As a convenience when using passphrases, you can use an SSH-AGENT to save you repetitive passphrase entry. Notice this login (and all subsequent logins until reboot) will automatically handle the passphrase prompt for you.

# ssh-add ~/.ssh/mineos
Enter passphrase for .ssh/mineos: 
Identity added: .ssh/mineos (for root@mineos)

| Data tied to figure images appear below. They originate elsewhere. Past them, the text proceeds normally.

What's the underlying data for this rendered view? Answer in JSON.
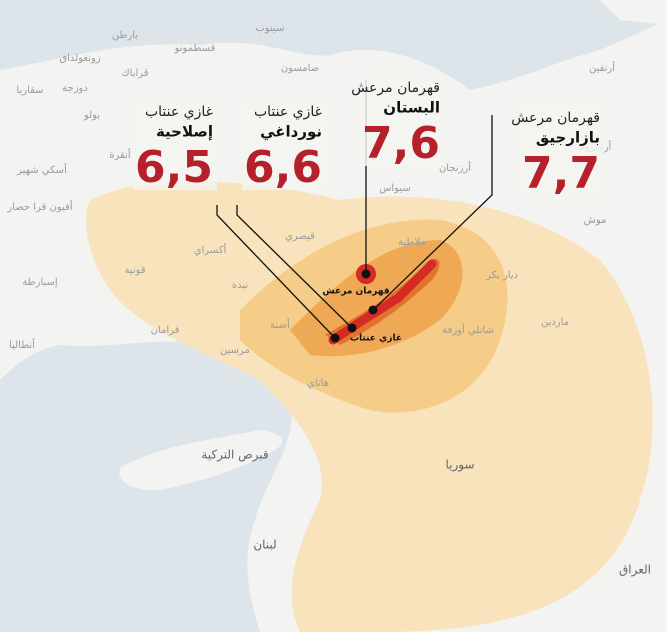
{
  "callouts": [
    {
      "city": "غازي عنتاب",
      "district": "إصلاحية",
      "magnitude": "6,5"
    },
    {
      "city": "غازي عنتاب",
      "district": "نورداغي",
      "magnitude": "6,6"
    },
    {
      "city": "قهرمان مرعش",
      "district": "البستان",
      "magnitude": "7,6"
    },
    {
      "city": "قهرمان مرعش",
      "district": "بازارجيق",
      "magnitude": "7,7"
    }
  ],
  "epicenter_labels": [
    "قهرمان مرعش",
    "غازي عنتاب"
  ],
  "places": [
    "بارطن",
    "قسطمونو",
    "سينوب",
    "زونغولداق",
    "قراباك",
    "صامسون",
    "سقاريا",
    "دوزجة",
    "بولو",
    "أنقرة",
    "أرزنجان",
    "أرضروم",
    "أسكي شهير",
    "سيواس",
    "أفيون قرا حصار",
    "قيصري",
    "ملاطية",
    "أكسراي",
    "نيدة",
    "قونية",
    "إسبارطة",
    "قرامان",
    "أضنة",
    "مرسين",
    "أنطاليا",
    "هاتاي",
    "ديار بكر",
    "ماردين",
    "شانلي أورفة",
    "موش",
    "أرتفين"
  ],
  "countries": [
    "قبرص التركية",
    "سوريا",
    "لبنان",
    "العراق"
  ]
}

$ ssh -i ~/.ssh/mineos root@10.137.0.12
Welcome to Mineos-tkldev, TurnKey GNU/Linux 14.0 / TurnKey 9.13 Stretch

Linux mineos-tkldev 4.9.0-16-amd64 #1 SMP Debian 4.9.272-1 (2021-06-21) x86_64
You have new mail.
Last login: Fri Jul  2 20:06:55 2021 from 10.137.0.14

USING SSH USER CONFIG

Finally, you can simplify the connection process by making all attempts to a host always use a given identity file. Add the following content (adjust as necessary) to ~/.ssh/config:

Host 10.137.0.12
        User root
        IdentityFile ~/.ssh/mineos
        Port 22

Now, login with only the IP and notice it automatically uses your config to determine the identify file and intended user root:

$ ssh 10.137.0.12
Welcome to Mineos-tkldev, TurnKey GNU/Linux 14.0 / TurnKey 9.13 Stretch

Linux mineos-tkldev 4.9.0-16-amd64 #1 SMP Debian 4.9.272-1 (2021-06-21) x86_64
You have new mail.
Last login: Fri Jul  2 20:16:57 2021 from 10.137.0.14
root@mineos-tkldev ~# 

Conclusion

Cryptographic keys help reduce danger by eliminating the need to type passwords on foreign, potentially compromised hosts. It also greatly reduces attack surface by making unauthorized logins nearly impossible. In conjunction with other sshd security functions and firewalls, sshd can live peacefully and securely on your host.